Со смущенным сердцем возвращался я домой. Нас учили в школе ненавидеть врагов. «Папа, убей немца» — такие или подобные плакаты наводняли русские города и села во время войны. Почти все мои родственники погибли на фронте, либо умерли от голода в Ленинграде. Но эта встреча вызвала горечь, чувство сострадания. Так жизнь учила присматриваться к людям, мне открылось существование других миров, непохожих на мой собственный.
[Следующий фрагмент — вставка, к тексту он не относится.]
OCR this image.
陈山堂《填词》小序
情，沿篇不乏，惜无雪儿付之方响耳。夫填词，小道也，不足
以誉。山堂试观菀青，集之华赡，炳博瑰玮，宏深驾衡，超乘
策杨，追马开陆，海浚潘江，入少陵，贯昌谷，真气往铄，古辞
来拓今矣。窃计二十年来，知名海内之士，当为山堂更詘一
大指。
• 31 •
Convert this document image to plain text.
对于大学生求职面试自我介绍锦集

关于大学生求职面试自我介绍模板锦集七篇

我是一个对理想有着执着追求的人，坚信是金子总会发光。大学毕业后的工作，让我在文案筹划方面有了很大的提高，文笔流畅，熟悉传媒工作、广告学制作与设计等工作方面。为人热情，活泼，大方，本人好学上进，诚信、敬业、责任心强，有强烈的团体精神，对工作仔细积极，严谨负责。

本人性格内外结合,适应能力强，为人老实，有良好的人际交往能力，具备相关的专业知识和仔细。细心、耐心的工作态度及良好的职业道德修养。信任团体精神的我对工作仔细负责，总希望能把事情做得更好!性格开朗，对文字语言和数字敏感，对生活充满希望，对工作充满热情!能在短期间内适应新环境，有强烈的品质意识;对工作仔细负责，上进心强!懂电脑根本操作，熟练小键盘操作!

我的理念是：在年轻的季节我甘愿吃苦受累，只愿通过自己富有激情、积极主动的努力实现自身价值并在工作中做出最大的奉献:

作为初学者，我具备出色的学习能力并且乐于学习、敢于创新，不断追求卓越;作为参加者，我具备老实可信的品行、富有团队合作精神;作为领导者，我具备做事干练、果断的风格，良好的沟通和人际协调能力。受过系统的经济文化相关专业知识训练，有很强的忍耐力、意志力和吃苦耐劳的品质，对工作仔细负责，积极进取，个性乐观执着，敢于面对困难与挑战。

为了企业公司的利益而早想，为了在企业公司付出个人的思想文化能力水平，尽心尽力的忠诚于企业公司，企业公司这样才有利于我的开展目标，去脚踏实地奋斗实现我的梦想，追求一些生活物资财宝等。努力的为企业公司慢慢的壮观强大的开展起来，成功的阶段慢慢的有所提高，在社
Возможно, размышления об абстрактных материях стимулировали общественную деятельность. На уроках истории и географии я выступал с пространными, выходившими за пределы темы ответами, язвил, иногда даже паясничал, чувствуя слабость позиций преподавателя. Критические увлечения свойственны переходному возрасту, и мои классные наставники были снисходительны ко мне.
Вообще среди учащихся в нашей школе большинство составляли выходцы из семей старой петербургской интеллигенции. Прогулов практически не было, до выпивок и курения не дошло даже в выпускном классе. По-видимому, с этим был связан и уровень преподавательских кадров. В те годы началась борьба с «безродными космополитами», а в нашей школе их было немало. Одна из них, учительница истории, питала ко мне явную симпатию: она не раз с моей помощью демонстрировала различным комиссиям высокую эффективность преподавания общественных дисциплин. Для поддержания своих знаний я много читал дополнительной литературы по истории, а потом просто увлекся средневековьем. Кажется, в 16 лет я был лучше осведомлен о папских энцикликах, походах Кромвеля и хрониках французских королей, чем о многих эпизодах русской истории.
Но особенно любил я Аиду Львовну Голденштейн, преподавательницу русской литературы, заслуженную учительницу республики, награжденную еще в те времена орденом Ленина. Тучная, страдавшая грудной жабой, пожилая женщина, она преображалась, когда начинала разбор «Войны и мира» или тургеневских романов. По ее инициативе в школе ставились инсценировки классики. Я играл обманутого мужа Анны Карениной в спектакле по одноименному роману, затем белого офицера в «Незабываемом 1919-м» Вс. Вишневского. Пришлось исполнить роль и в маленьком скетче по мотивам исторических хроник В. Скотта. Но здесь застрельщиком оказалась наша «англичанка», тоже увлеченная, любившая свою профессию дама.